Holders of bonds from Puerto Rico’s Government Development Bank are suing to challenge aspects of a debt-moratorium law that island officials say is crucial to maintaining essential services. The federal lawsuit names Puerto Rico’s Governor and Treasury Secretary as well as an unidentified bank receiver. It argues that amendments give preferential treatment to local creditors at the expense of others in violation of American and Puerto Rican law.

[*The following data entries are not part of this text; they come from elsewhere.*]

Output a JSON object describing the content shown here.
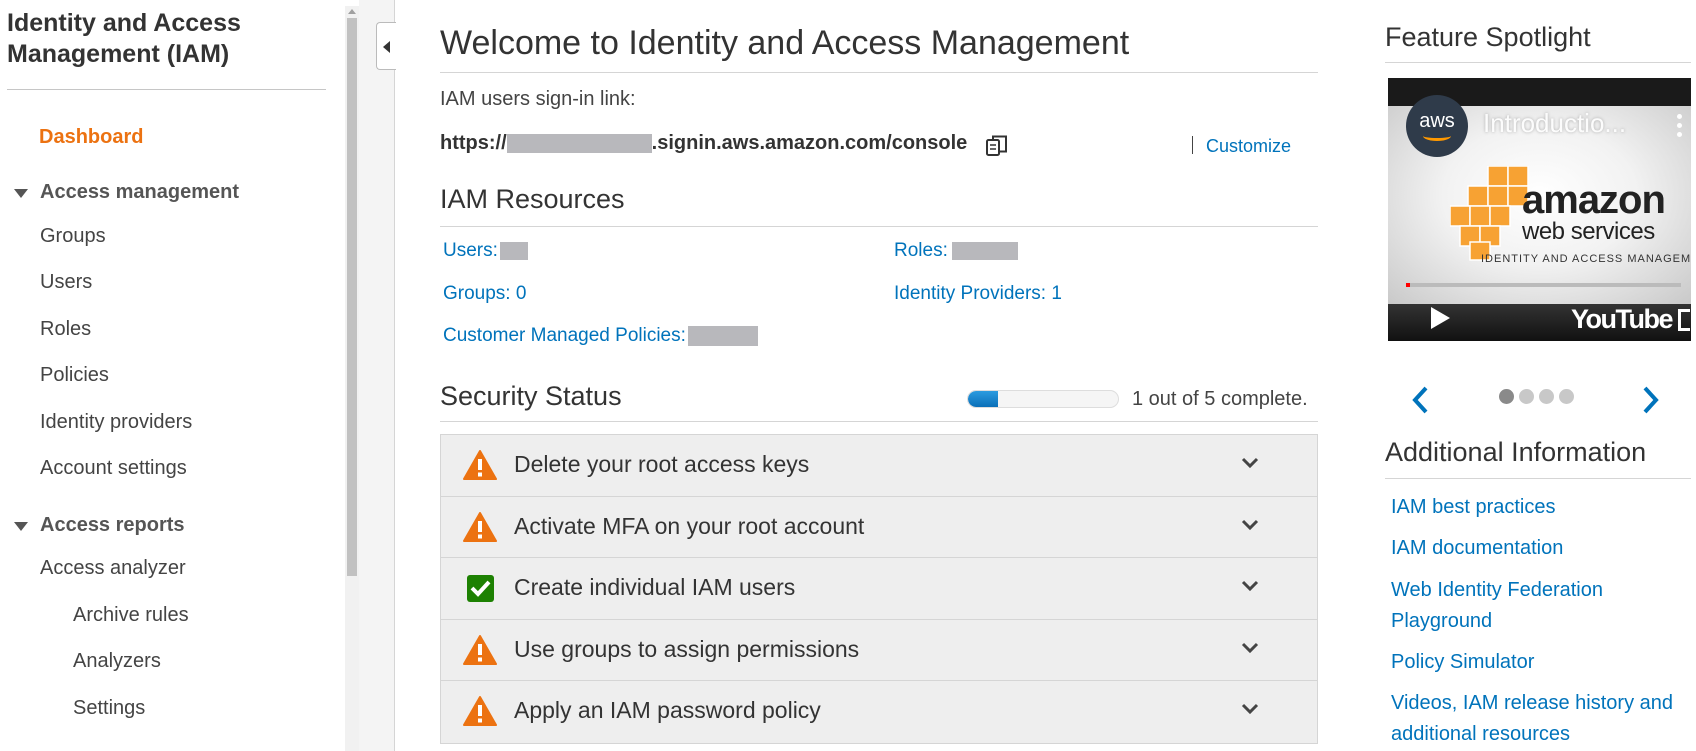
{
  "sidebar": {
    "title": "Identity and Access Management (IAM)",
    "dashboard": "Dashboard",
    "access_management": {
      "label": "Access management",
      "items": [
        "Groups",
        "Users",
        "Roles",
        "Policies",
        "Identity providers",
        "Account settings"
      ]
    },
    "access_reports": {
      "label": "Access reports",
      "analyzer": "Access analyzer",
      "analyzer_items": [
        "Archive rules",
        "Analyzers",
        "Settings"
      ]
    }
  },
  "main": {
    "title": "Welcome to Identity and Access Management",
    "signin_label": "IAM users sign-in link:",
    "signin_url_prefix": "https://",
    "signin_url_suffix": ".signin.aws.amazon.com/console",
    "customize": "Customize",
    "resources": {
      "heading": "IAM Resources",
      "users": "Users:",
      "roles": "Roles:",
      "groups": "Groups: 0",
      "identity_providers": "Identity Providers: 1",
      "customer_policies": "Customer Managed Policies:"
    },
    "security": {
      "heading": "Security Status",
      "progress_text": "1 out of 5 complete.",
      "progress_fraction": 0.2,
      "items": [
        {
          "label": "Delete your root access keys",
          "status": "warning"
        },
        {
          "label": "Activate MFA on your root account",
          "status": "warning"
        },
        {
          "label": "Create individual IAM users",
          "status": "complete"
        },
        {
          "label": "Use groups to assign permissions",
          "status": "warning"
        },
        {
          "label": "Apply an IAM password policy",
          "status": "warning"
        }
      ]
    }
  },
  "right": {
    "spotlight_heading": "Feature Spotlight",
    "video": {
      "logo_text": "aws",
      "title": "Introductio...",
      "brand_line1": "amazon",
      "brand_line2": "web services",
      "subtitle": "IDENTITY AND ACCESS MANAGEMENT",
      "player": "YouTube"
    },
    "carousel": {
      "count": 4,
      "active": 0
    },
    "additional_heading": "Additional Information",
    "links": [
      "IAM best practices",
      "IAM documentation",
      "Web Identity Federation Playground",
      "Policy Simulator",
      "Videos, IAM release history and additional resources"
    ]
  },
  "colors": {
    "link": "#0073bb",
    "accent_orange": "#ec7211",
    "warning": "#ec7211",
    "success": "#1d8102"
  }
}
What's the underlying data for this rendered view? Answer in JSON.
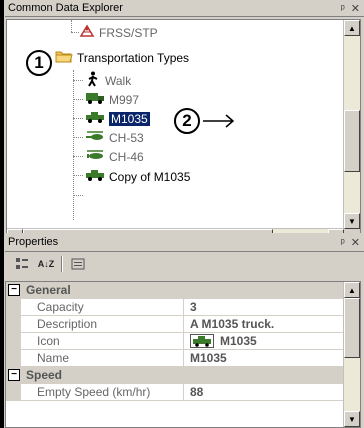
{
  "explorer": {
    "title": "Common Data Explorer",
    "pin_icon": "pin-icon",
    "close_icon": "close-icon"
  },
  "tree": {
    "items": [
      {
        "label": "FRSS/STP",
        "icon": "frss-icon"
      },
      {
        "label": "Transportation Types",
        "icon": "folder-icon"
      },
      {
        "label": "Walk",
        "icon": "walk-icon"
      },
      {
        "label": "M997",
        "icon": "truck-icon"
      },
      {
        "label": "M1035",
        "icon": "truck-icon"
      },
      {
        "label": "CH-53",
        "icon": "helicopter-icon"
      },
      {
        "label": "CH-46",
        "icon": "helicopter-icon"
      },
      {
        "label": "Copy of M1035",
        "icon": "truck-icon"
      }
    ]
  },
  "callouts": {
    "one": "1",
    "two": "2",
    "arrow": "⟶"
  },
  "properties": {
    "title": "Properties",
    "pin_icon": "pin-icon",
    "close_icon": "close-icon",
    "sort_az": "A↓Z",
    "categories": [
      {
        "name": "General",
        "toggle": "−",
        "rows": [
          {
            "name": "Capacity",
            "value": "3"
          },
          {
            "name": "Description",
            "value": "A M1035 truck."
          },
          {
            "name": "Icon",
            "value": "M1035"
          },
          {
            "name": "Name",
            "value": "M1035"
          }
        ]
      },
      {
        "name": "Speed",
        "toggle": "−",
        "rows": [
          {
            "name": "Empty Speed (km/hr)",
            "value": "88"
          }
        ]
      }
    ]
  },
  "colors": {
    "selection": "#0a246a",
    "chrome": "#d4d0c8",
    "truck_green": "#3a7a2a"
  }
}
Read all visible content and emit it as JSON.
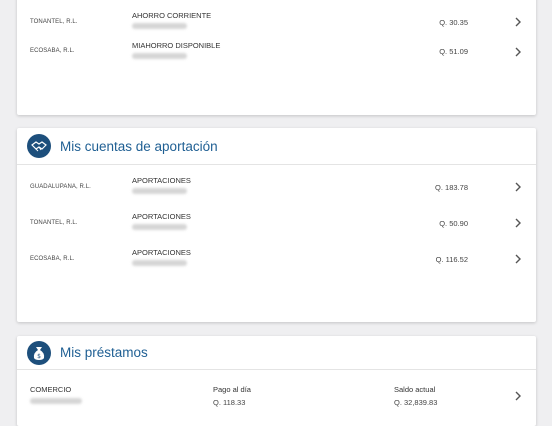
{
  "savings": {
    "rows": [
      {
        "coop": "TONANTEL, R.L.",
        "product": "AHORRO CORRIENTE",
        "amount": "Q. 30.35"
      },
      {
        "coop": "ECOSABA, R.L.",
        "product": "MIAHORRO DISPONIBLE",
        "amount": "Q. 51.09"
      }
    ]
  },
  "contributions": {
    "title": "Mis cuentas de aportación",
    "icon": "handshake-icon",
    "rows": [
      {
        "coop": "GUADALUPANA, R.L.",
        "product": "APORTACIONES",
        "amount": "Q. 183.78"
      },
      {
        "coop": "TONANTEL, R.L.",
        "product": "APORTACIONES",
        "amount": "Q. 50.90"
      },
      {
        "coop": "ECOSABA, R.L.",
        "product": "APORTACIONES",
        "amount": "Q. 116.52"
      }
    ]
  },
  "loans": {
    "title": "Mis préstamos",
    "icon": "money-bag-icon",
    "rows": [
      {
        "type": "COMERCIO",
        "payment_label": "Pago al día",
        "payment_value": "Q. 118.33",
        "balance_label": "Saldo actual",
        "balance_value": "Q. 32,839.83"
      }
    ]
  },
  "colors": {
    "accent": "#1f5f93",
    "icon_bg": "#1d4f7c",
    "background": "#efeff1"
  }
}
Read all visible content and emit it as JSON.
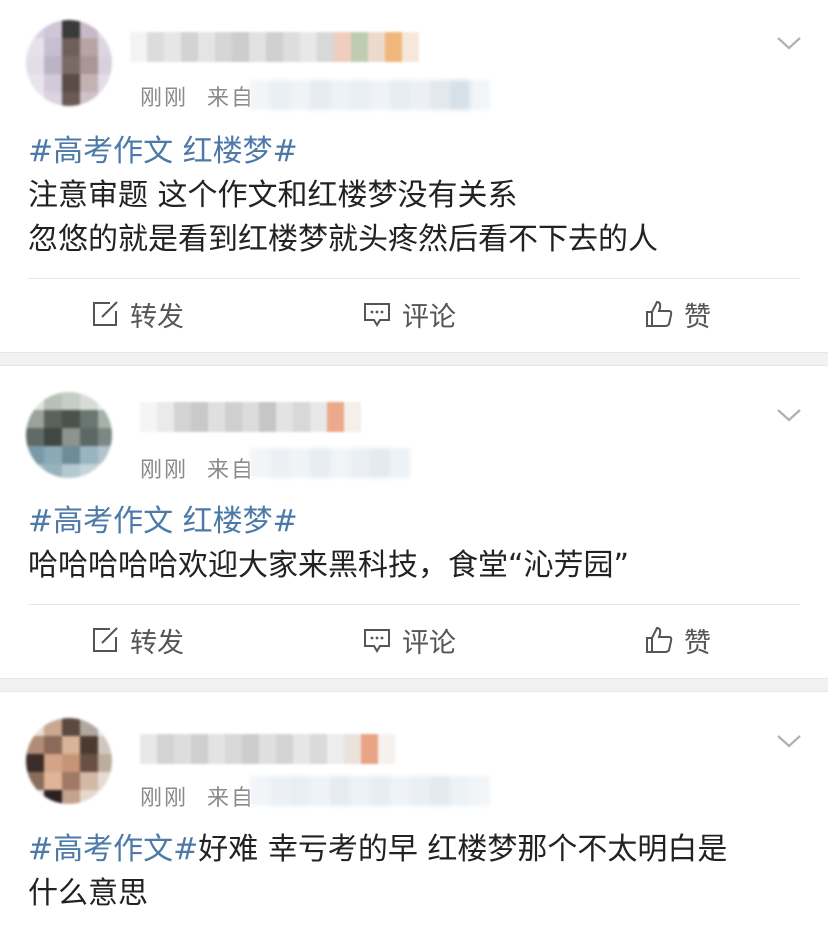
{
  "posts": [
    {
      "meta_time": "刚刚",
      "meta_from": "来自",
      "tag": "#高考作文 红楼梦#",
      "lines": [
        "注意审题 这个作文和红楼梦没有关系",
        "忽悠的就是看到红楼梦就头疼然后看不下去的人"
      ],
      "actions": {
        "repost": "转发",
        "comment": "评论",
        "like": "赞"
      }
    },
    {
      "meta_time": "刚刚",
      "meta_from": "来自",
      "tag": "#高考作文 红楼梦#",
      "lines": [
        "哈哈哈哈哈欢迎大家来黑科技，食堂“沁芳园”"
      ],
      "actions": {
        "repost": "转发",
        "comment": "评论",
        "like": "赞"
      }
    },
    {
      "meta_time": "刚刚",
      "meta_from": "来自",
      "tag": "#高考作文#",
      "text_after_tag": "好难 幸亏考的早 红楼梦那个不太明白是",
      "lines": [
        "什么意思"
      ]
    }
  ],
  "colors": {
    "tag": "#4d79a8",
    "meta": "#8a8a8a",
    "separator": "#f2f2f2"
  },
  "icons": {
    "repost": "edit-share-icon",
    "comment": "comment-bubble-icon",
    "like": "thumbs-up-icon",
    "more": "chevron-down-icon"
  }
}
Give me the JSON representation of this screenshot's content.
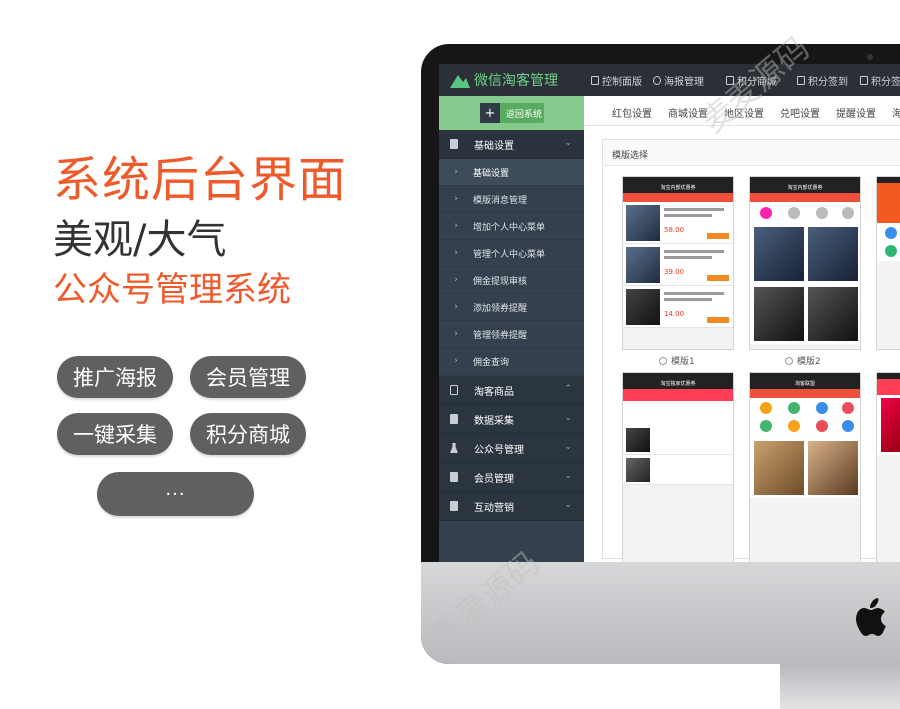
{
  "promo": {
    "title": "系统后台界面",
    "subtitle": "美观/大气",
    "tagline": "公众号管理系统",
    "pills": [
      "推广海报",
      "会员管理",
      "一键采集",
      "积分商城",
      "···"
    ]
  },
  "app": {
    "name": "微信淘客管理",
    "top_nav": [
      "控制面版",
      "海报管理",
      "积分商城",
      "积分签到"
    ],
    "back_button": "返回系统",
    "sidebar": {
      "groups": [
        {
          "label": "基础设置",
          "expanded": true
        },
        {
          "label": "淘客商品"
        },
        {
          "label": "数据采集"
        },
        {
          "label": "公众号管理"
        },
        {
          "label": "会员管理"
        },
        {
          "label": "互动营销"
        }
      ],
      "items": [
        "基础设置",
        "模版消息管理",
        "增加个人中心菜单",
        "管理个人中心菜单",
        "佣金提现审核",
        "添加领券提醒",
        "管理领券提醒",
        "佣金查询"
      ]
    },
    "sub_tabs": [
      "红包设置",
      "商城设置",
      "地区设置",
      "兑吧设置",
      "提醒设置",
      "海"
    ],
    "panel_title": "模版选择",
    "templates": [
      "模版1",
      "模版2"
    ],
    "phone_headers": [
      "淘宝内部优惠券",
      "淘宝内部优惠券",
      "淘宝独家优惠券",
      "淘客联盟"
    ],
    "sample_prices": [
      "58.00",
      "39.00",
      "14.00"
    ]
  },
  "watermark": "麦麦源码",
  "colors": {
    "accent_orange": "#ef5a2b",
    "logo_green": "#6ed08a",
    "sidebar_bg": "#34404e",
    "pill_bg": "#606060"
  }
}
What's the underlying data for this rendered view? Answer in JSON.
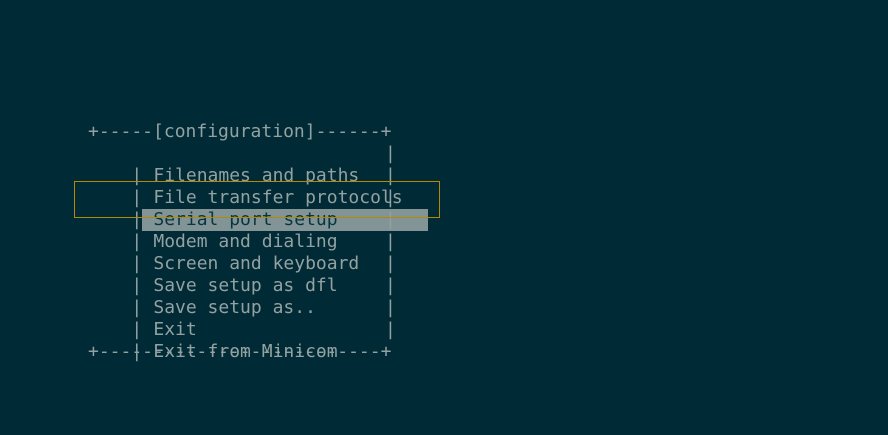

The U.S. will fully lift the decades long ban on sales of lethal arms to Vietnam. Speaking in Hanoi, President Obama said lifting the arms embargo would remove one of the last vestiges of the Cold War, it also opens up non-military markets. Vietnam’s VietJet has agreed to order 100 Boeing 737 MAX 200 airplanes, in a deal worth $11.3 billion based on list prices. Delivery of the planes will run for four years beginning in 2019, and will make the airline one of the fastest growing low-cost carriers in the region.

More than 38 million Americans—the most since 2005—are expected to travel during this year’s Memorial Day holiday period, May 26 through Monday, May 30 – and about 90% are expected to drive.  AAA reports gasoline prices are the lowest they’ve been this time of year since 2005. The national average price is $2.26 for a gallon of gasoline; that’s up significantly from the $1.70 a gallon that regular grade gas hit in February but down 40-cents from the average price last Memorial Day. Prices are expected to inch higher over the next few days, heading into the holiday. Meanwhile, truckers will pay about 50-cents per gallon less for diesel versus last year.